Postoperative Bleeding Risk after Sleeve Gastrectomy. A Two Techniques of Stapled Line Reinforcement Comparative Study in 4996 Patients

2019 
AIM OF THE STUDY: To compare the effectiveness of two different techniques used to control the postoperative bleeding after laparoscopic sleeve gastrectomy (LSG): over-sewing the stapled line and applying hemostatic clips on the visible bleeders along the stapled line. Material and Methods: Prospectively collected data of the patients submitted to LSG in Ponderas Academic Hospital, since January 2012 to November 2019 were retrospectively reviewed. Before and including the year of 2014, the control of the stapled line bleeding sources was provided by hemostatic clips while, starting with 2015, hemostasis was controlled by over-sewing the stapled line. For both groups, the blood pressure (BP) was intraoperatively raised up with 30% as compared to the preoperative level, in order to finally verify the surgical hemostasis. Results: Between 2012 and 2019, 4996 gastric sleeve procedures were performed in our center, 1093 operations (Group A) being performed during the first interval (2012-2014) while the remaining 3903 procedures (Group B) have been performed during the second interval (2015 to 2019).
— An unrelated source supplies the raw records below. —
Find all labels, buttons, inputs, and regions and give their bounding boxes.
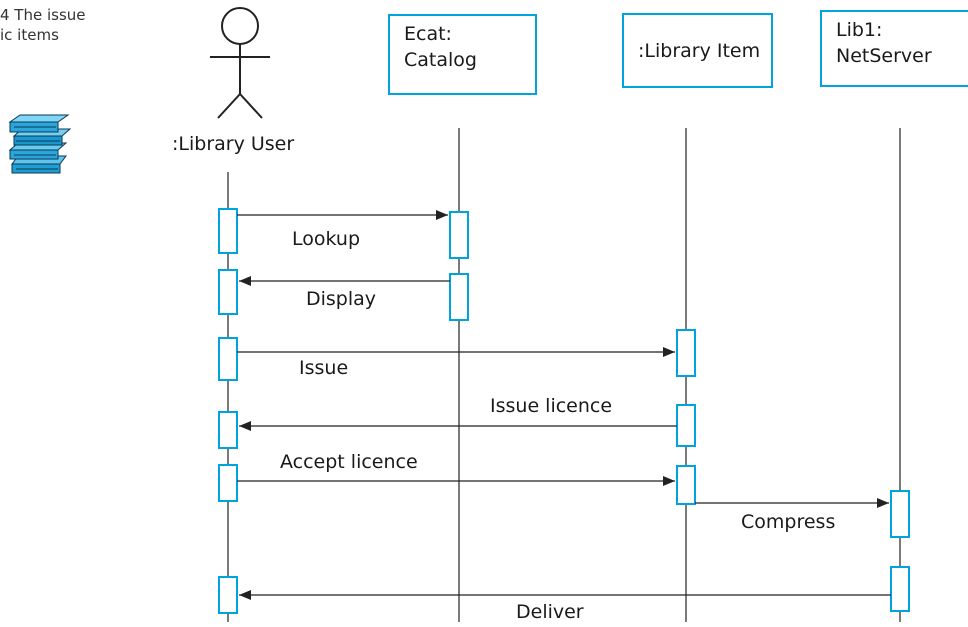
actor-left-leg (217, 93, 241, 119)
activation-catalog-lookup (449, 211, 469, 259)
library-user-label: :Library User (172, 133, 295, 155)
library-item-object: :Library Item (622, 13, 773, 88)
activation-user-issue (218, 337, 238, 381)
actor-head (221, 7, 259, 45)
issue-label: Issue (299, 357, 349, 379)
activation-user-licence (218, 411, 238, 449)
figure-caption: 4 The issue ic items (0, 6, 86, 44)
books-icon (8, 114, 72, 174)
netserver-object: Lib1: NetServer (820, 10, 968, 87)
activation-user-accept (218, 464, 238, 502)
catalog-object: Ecat: Catalog (388, 14, 537, 95)
accept-licence-label: Accept licence (280, 451, 418, 473)
activation-server-deliver (890, 566, 910, 612)
activation-user-deliver (218, 576, 238, 614)
library-user-actor (210, 7, 270, 119)
activation-item-accept (676, 465, 696, 505)
activation-item-issue (676, 329, 696, 377)
compress-label: Compress (741, 511, 836, 533)
lookup-label: Lookup (292, 228, 361, 250)
issue-licence-label: Issue licence (490, 395, 613, 417)
activation-server-compress (890, 490, 910, 538)
deliver-label: Deliver (516, 601, 584, 623)
activation-item-licence (676, 404, 696, 447)
activation-catalog-display (449, 273, 469, 321)
display-label: Display (306, 288, 377, 310)
actor-right-leg (239, 93, 263, 119)
activation-user-display (218, 269, 238, 315)
activation-user-lookup (218, 208, 238, 254)
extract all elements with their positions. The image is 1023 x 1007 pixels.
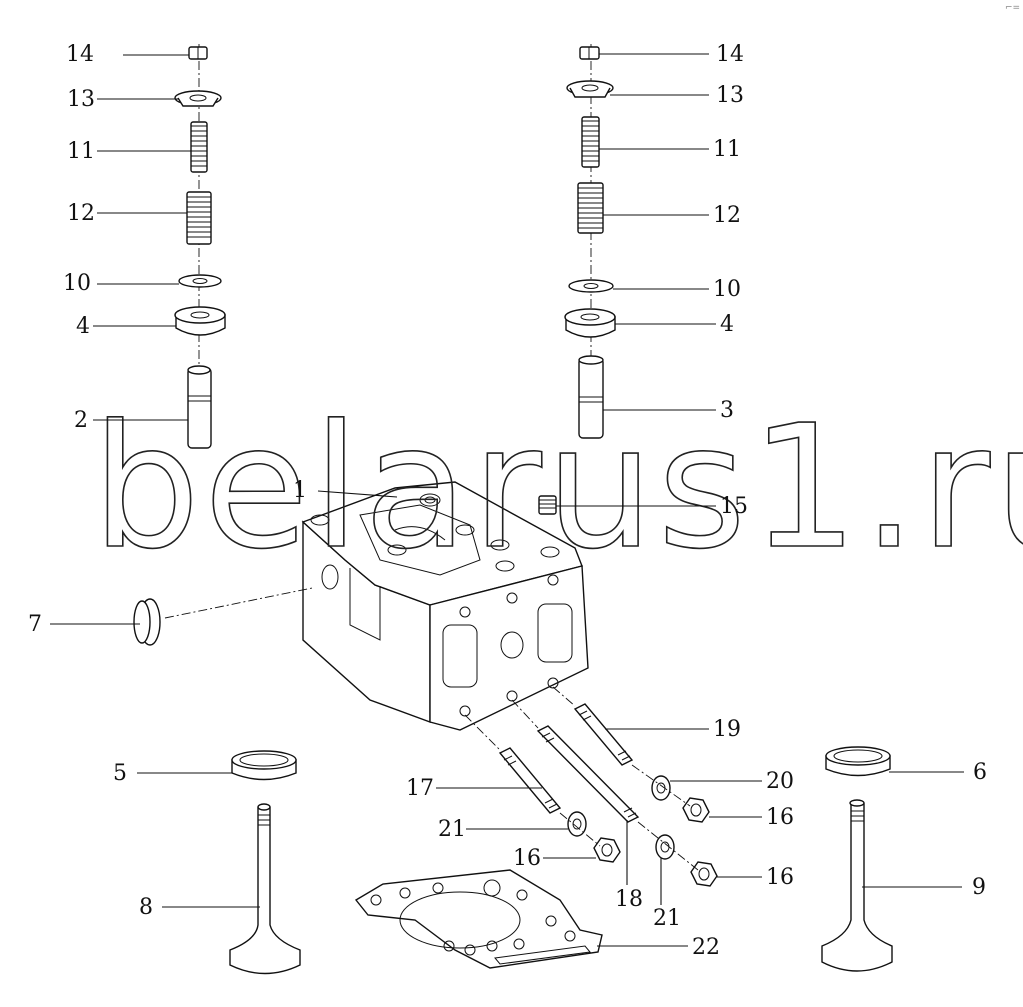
callout-8: 8 xyxy=(139,895,153,920)
callout-7: 7 xyxy=(28,612,42,637)
threaded-insert xyxy=(538,495,557,515)
head-gasket-22 xyxy=(354,869,603,969)
left-valve-key xyxy=(188,46,208,60)
left-spring-washer xyxy=(178,274,222,288)
right-spring-retainer xyxy=(566,80,614,98)
stud-17 xyxy=(464,714,562,814)
callout-16-c: 16 xyxy=(766,865,794,890)
callout-9: 9 xyxy=(972,875,986,900)
core-plug xyxy=(133,587,313,646)
right-valve-key xyxy=(579,46,600,60)
callout-2: 2 xyxy=(74,408,88,433)
intake-valve-8 xyxy=(229,803,301,975)
washer-21b xyxy=(655,834,675,860)
callout-10-right: 10 xyxy=(713,277,741,302)
callout-1: 1 xyxy=(293,478,307,503)
exhaust-valve-9 xyxy=(821,799,893,972)
right-spring-washer xyxy=(568,279,614,293)
callout-4-right: 4 xyxy=(720,312,734,337)
valve-seat-ring-6 xyxy=(825,746,891,777)
callout-3: 3 xyxy=(720,398,734,423)
callout-11-left: 11 xyxy=(67,139,95,164)
callout-6: 6 xyxy=(973,760,987,785)
callout-4-left: 4 xyxy=(76,314,90,339)
callout-18: 18 xyxy=(615,887,643,912)
callout-15: 15 xyxy=(720,494,748,519)
right-valve-seal xyxy=(564,308,616,338)
nut-16a xyxy=(682,797,710,823)
watermark: belarus1.ru xyxy=(92,389,1023,587)
callout-16-b: 16 xyxy=(513,846,541,871)
washer-21a xyxy=(567,811,587,837)
callout-5: 5 xyxy=(113,761,127,786)
callout-22: 22 xyxy=(692,935,720,960)
callout-21-a: 21 xyxy=(438,817,466,842)
corner-mark: ⌐= xyxy=(1005,3,1020,13)
cylinder-head-block xyxy=(301,481,589,731)
left-spring-retainer xyxy=(174,90,222,107)
callout-14-right: 14 xyxy=(716,42,744,67)
left-inner-spring xyxy=(190,121,208,173)
left-valve-guide xyxy=(187,365,212,449)
right-outer-spring xyxy=(577,182,604,234)
callout-10-left: 10 xyxy=(63,271,91,296)
left-valve-seal xyxy=(174,306,226,336)
callout-13-right: 13 xyxy=(716,83,744,108)
callout-14-left: 14 xyxy=(66,42,94,67)
callout-11-right: 11 xyxy=(713,137,741,162)
callout-12-right: 12 xyxy=(713,203,741,228)
callout-12-left: 12 xyxy=(67,201,95,226)
callout-16-a: 16 xyxy=(766,805,794,830)
left-outer-spring xyxy=(186,191,212,245)
nut-16b xyxy=(593,837,621,863)
washer-20 xyxy=(651,775,671,801)
left-valve-stack xyxy=(174,44,226,449)
callout-labels: 14 13 11 12 10 4 2 14 13 11 12 10 4 3 1 … xyxy=(28,42,987,960)
callout-20: 20 xyxy=(766,769,794,794)
right-valve-guide xyxy=(578,355,604,439)
leader-lines xyxy=(50,53,964,947)
stud-18 xyxy=(511,699,640,823)
callout-13-left: 13 xyxy=(67,87,95,112)
nut-16c xyxy=(690,861,718,887)
right-inner-spring xyxy=(581,116,600,168)
callout-21-b: 21 xyxy=(653,906,681,931)
stud-19 xyxy=(552,686,634,766)
callout-19: 19 xyxy=(713,717,741,742)
valve-seat-ring-5 xyxy=(231,750,297,781)
callout-17: 17 xyxy=(406,776,434,801)
right-valve-stack xyxy=(564,44,616,439)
Nine patients of the Group A (0.8%) developed early postoperative hemoperitoneum, in five of these cases the source being localized on the stapled line; among patients in the Group B early postoperative re-operation for hemoperitoneum was needed in 15 cases (0.38%), but in none of these cases the source was located at the stapled line; the difference was statistically significant (p=0.002). Conclusions: The intraoperative risen of the blood pressure (BP) with 30% helps identifying and controlling the bleeding sources thus reducing the incidence of postoperative bleeding in LSG. Oversewing the stapled line provided better hemostasis in LSG as compared with the application of metallic clips. No stapled line bleeding was encountered after systematically over-sewing it.